A recent discovery on an 8mm film of a recording of a choir in Jaffa, Israel, sheds light on an innovative program initiated by the Rebbe, Rabbi Menachem Mendel Schneerson, of righteous memory.

In the late 1950s, Rabbi Benyomin Levin of Kfar Chabad, Israel – a cantor by profession and a teacher in the Chabad school in Jaffa – received a letter from the Rebbe requesting that he organize a school choir—which he promptly did.

Levin was born into a cantorial family in Communist Russia, and was educated in the underground Chabad school system. His father, Feitel, an accountant, also served as cantor in one of the synagogues in Nevel, Russia. Levin once relayed that his home in Russia was always filled with music, as the family would sing and harmonize together.

Levin married Freidah Rivkin, and they moved to Tashkent after the Germans invaded Russia. Though they did not have much money, the Levins assisted students in the city's underground Lubavitch school system as best they could with meals and provisions.


In 1945, they escaped from the USSR to Austria, and in 1949 they moved to Israel, where they were among the first to live in the newly-founded village of Kfar Chabad, not far from Tel Aviv.

Levin studied agriculture and found cantorial positions during the holidays in Ramat Gan and Bnei Brak. Levin would also travel to Europe to fundraise for the Lubavitch Yeshivah. When his travels included a Shabbat stay, he would serve as the cantor in the local synagogues.
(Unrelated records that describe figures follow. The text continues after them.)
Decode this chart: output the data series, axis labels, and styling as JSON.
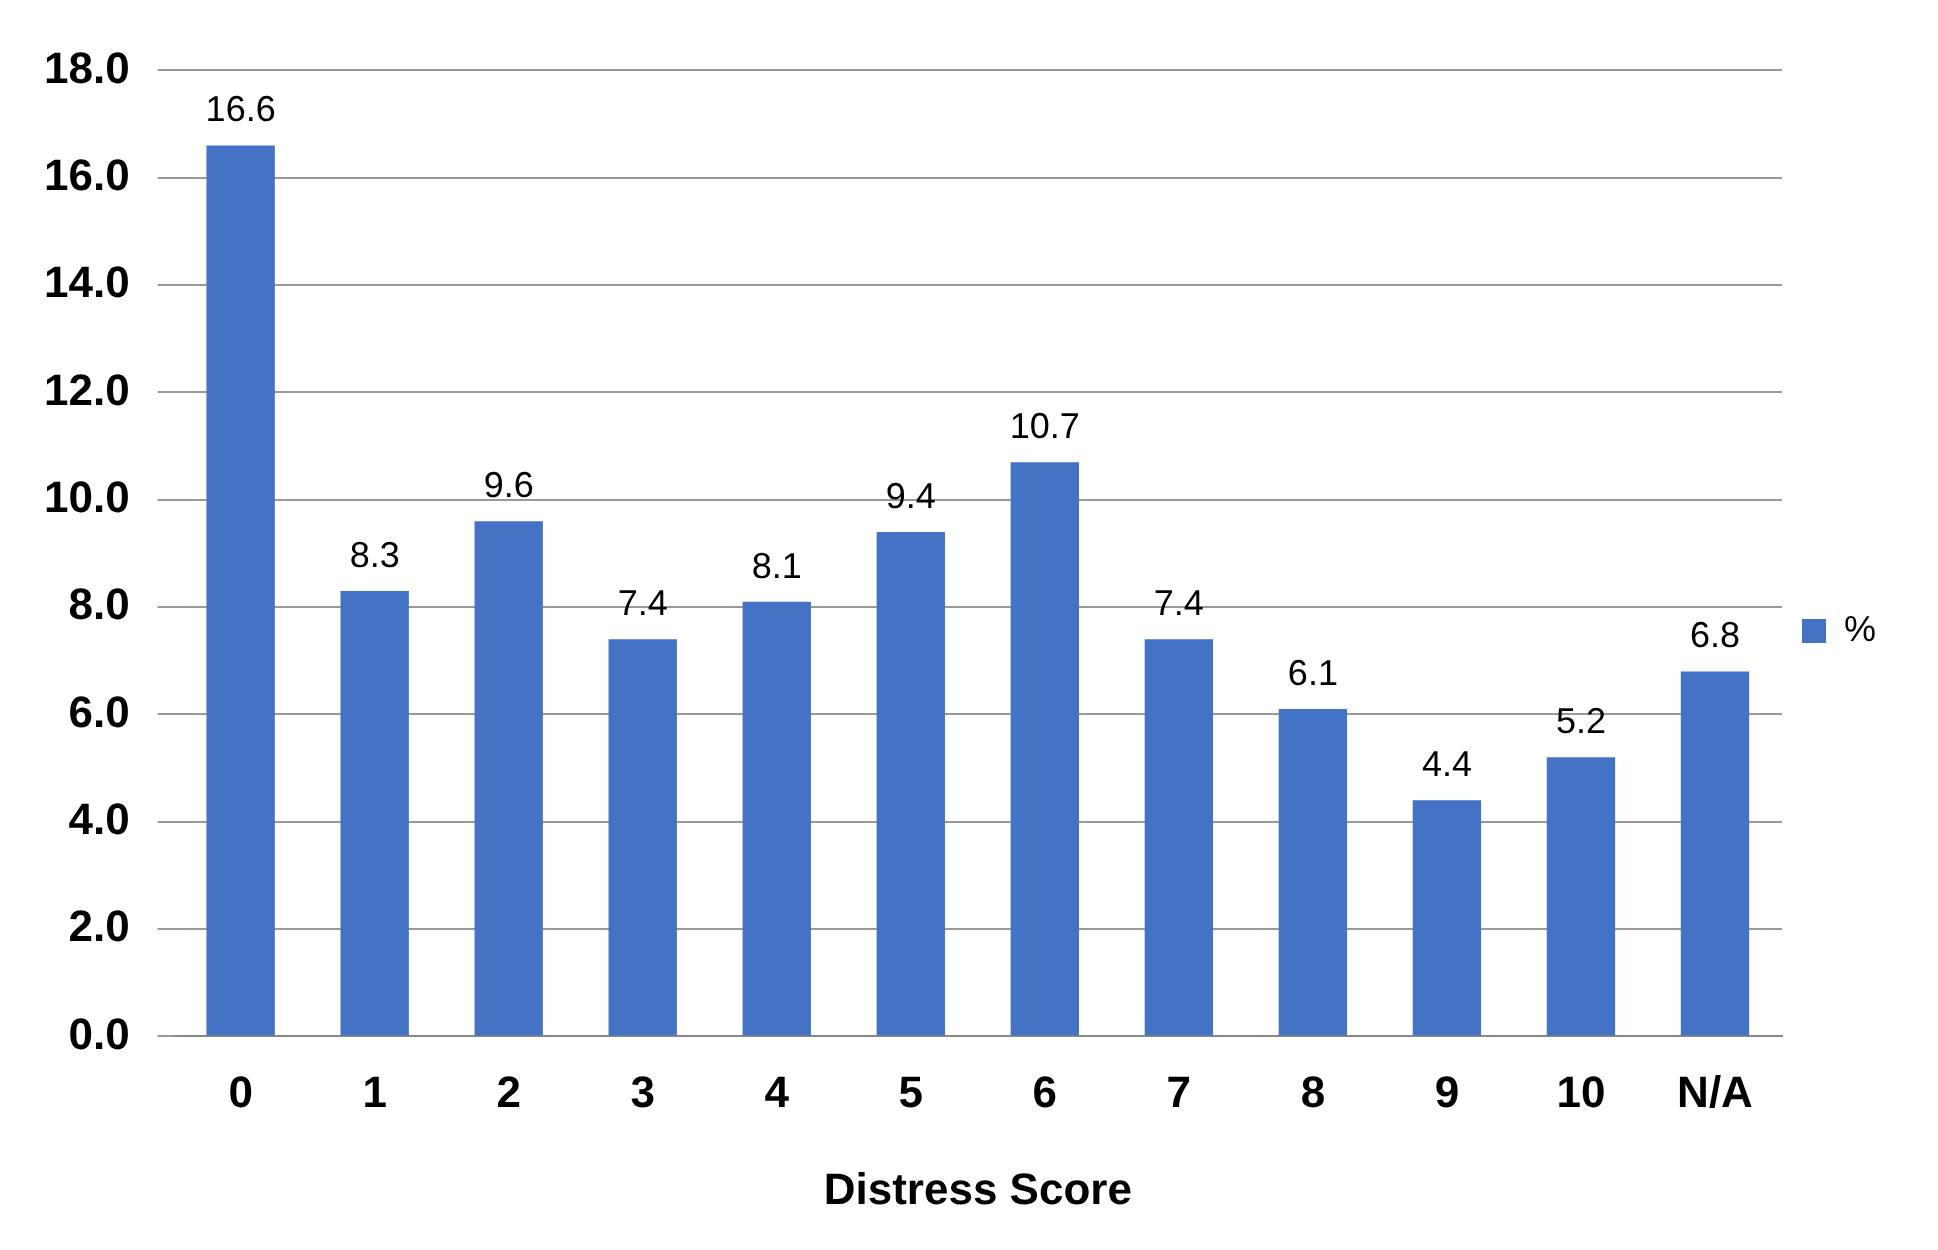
{
  "chart_data": {
    "type": "bar",
    "xlabel": "Distress Score",
    "categories": [
      "0",
      "1",
      "2",
      "3",
      "4",
      "5",
      "6",
      "7",
      "8",
      "9",
      "10",
      "N/A"
    ],
    "series": [
      {
        "name": "%",
        "color": "#4472c4",
        "values": [
          16.6,
          8.3,
          9.6,
          7.4,
          8.1,
          9.4,
          10.7,
          7.4,
          6.1,
          4.4,
          5.2,
          6.8
        ]
      }
    ],
    "ylim": [
      0,
      18
    ],
    "yticks": [
      {
        "value": 0,
        "label": "0.0"
      },
      {
        "value": 2,
        "label": "2.0"
      },
      {
        "value": 4,
        "label": "4.0"
      },
      {
        "value": 6,
        "label": "6.0"
      },
      {
        "value": 8,
        "label": "8.0"
      },
      {
        "value": 10,
        "label": "10.0"
      },
      {
        "value": 12,
        "label": "12.0"
      },
      {
        "value": 14,
        "label": "14.0"
      },
      {
        "value": 16,
        "label": "16.0"
      },
      {
        "value": 18,
        "label": "18.0"
      }
    ],
    "grid": "y",
    "legend": "right",
    "data_labels": true
  }
}
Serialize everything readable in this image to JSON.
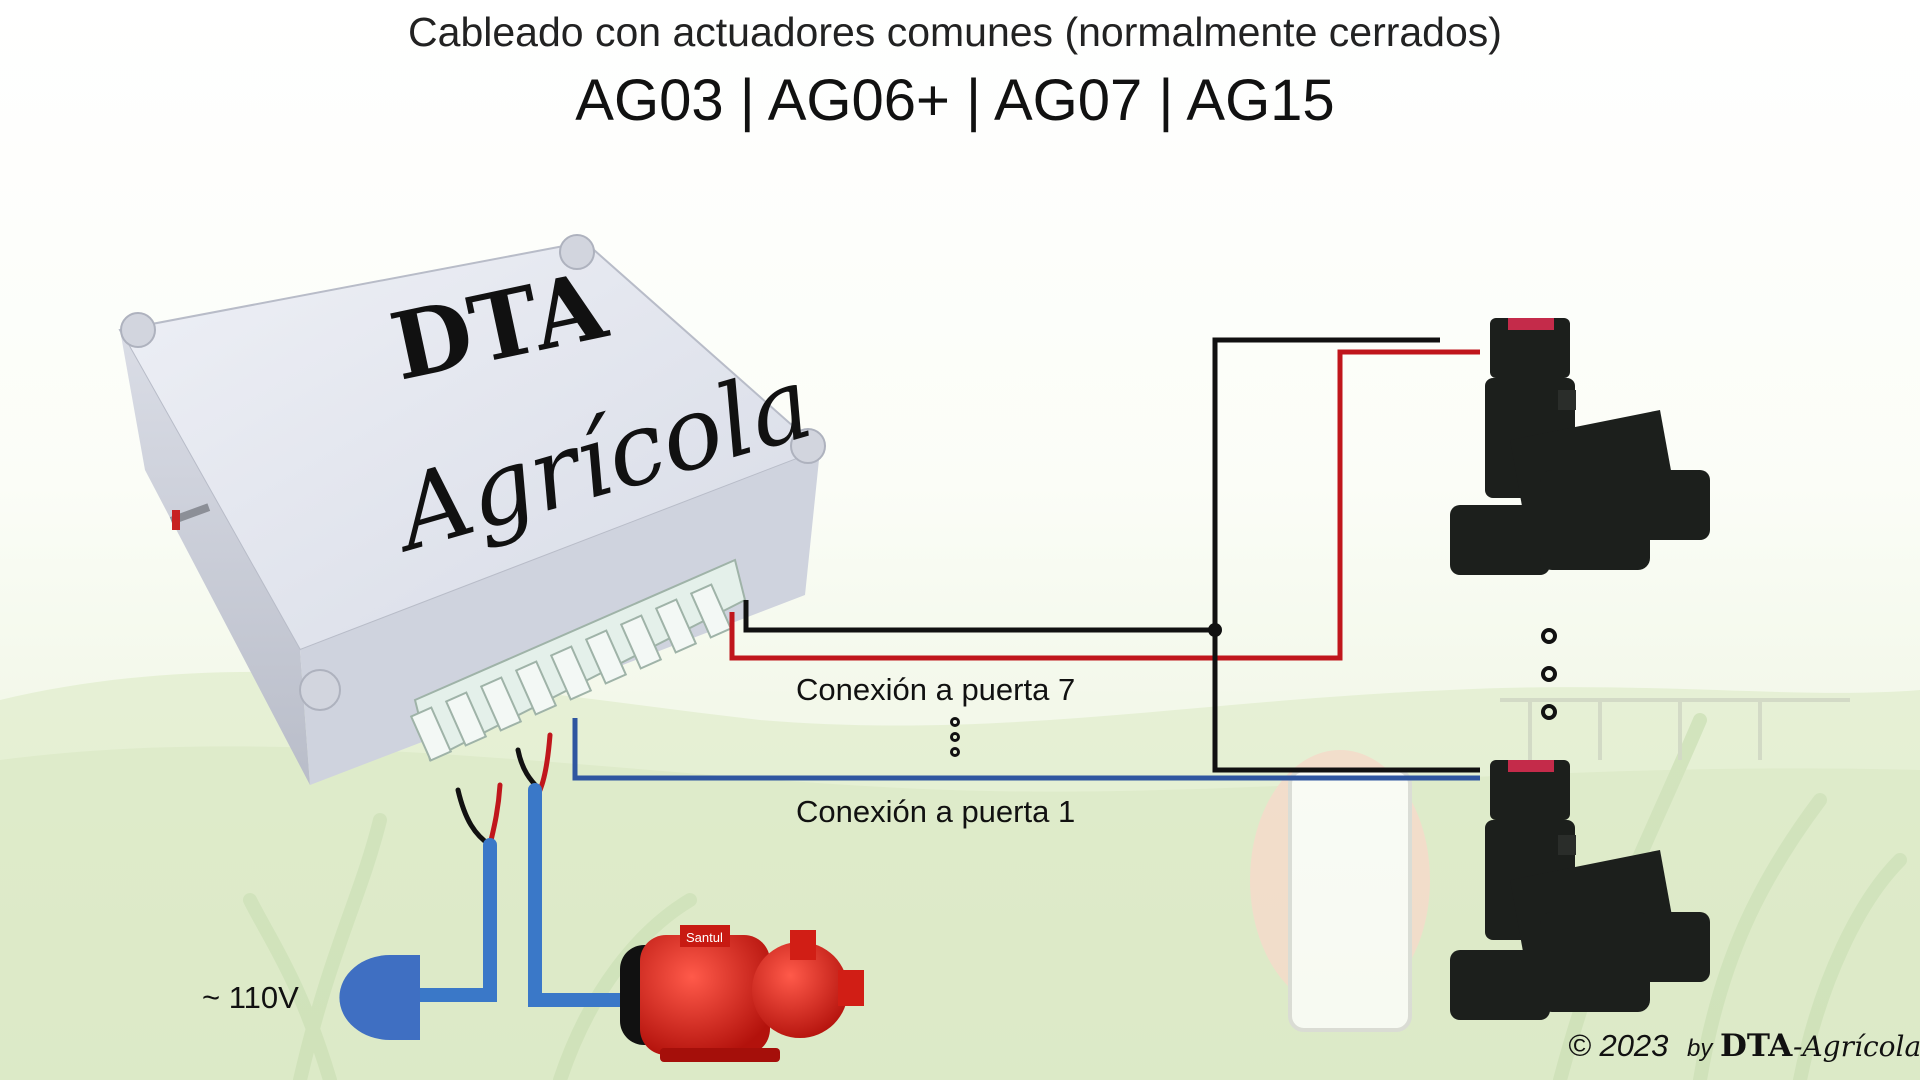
{
  "header": {
    "subtitle": "Cableado con actuadores comunes (normalmente cerrados)",
    "title": "AG03 | AG06+ | AG07 | AG15"
  },
  "controller": {
    "logo_top": "DTA",
    "logo_bottom": "Agrícola"
  },
  "labels": {
    "door7": "Conexión a puerta 7",
    "door1": "Conexión a puerta 1",
    "voltage": "~ 110V",
    "pump_brand": "Santul"
  },
  "footer": {
    "copyright_prefix": "© 2023",
    "by": "by",
    "brand_dta": "DTA",
    "brand_rest": "-Agrícola"
  },
  "colors": {
    "wire_black": "#111111",
    "wire_red": "#c0161c",
    "wire_blue": "#2f56a0",
    "mains_blue": "#3a78c8",
    "plug_blue": "#3f6fc2",
    "pump_red": "#e0241b",
    "valve_body": "#1c1f1c"
  },
  "icons": [
    "controller-box-icon",
    "plug-icon",
    "pump-icon",
    "solenoid-valve-icon",
    "ellipsis-dots-icon"
  ]
}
At one point, he was offered lucrative cantorial positions in England and Geneva. Levin wrote to the Rebbe about the prospects and the Rebbe responded that he should stay in Israel and become a teacher in "the Reshet," the Oholei Yosef Yitzchak Lubavitch school system.

Levin was amongst the organizers of the famous chassidic gatherings in the village of Kfar Chabad in the 50s and early 60s. Many guests participated throughout the years, including Knesset members, prime ministers and presidents. At the gatherings, Levin's choir would sing chassidic melodies for the crowd.

The choir later traveled several times a week to kibbutzim in Israel, where it would captivate often-secular audiences with Chabad melodies. Over the years, the choir made appearances before hundreds of thousands across Israel. One member of the choir was charged with explaining the meanings behind the melodies, as well as other concepts in Chabad philosophy.

In 1964, at the young age of 44, Levin suddenly passed away. Many of his children and grandchildren have followed in his footsteps by teaching young Jewish children.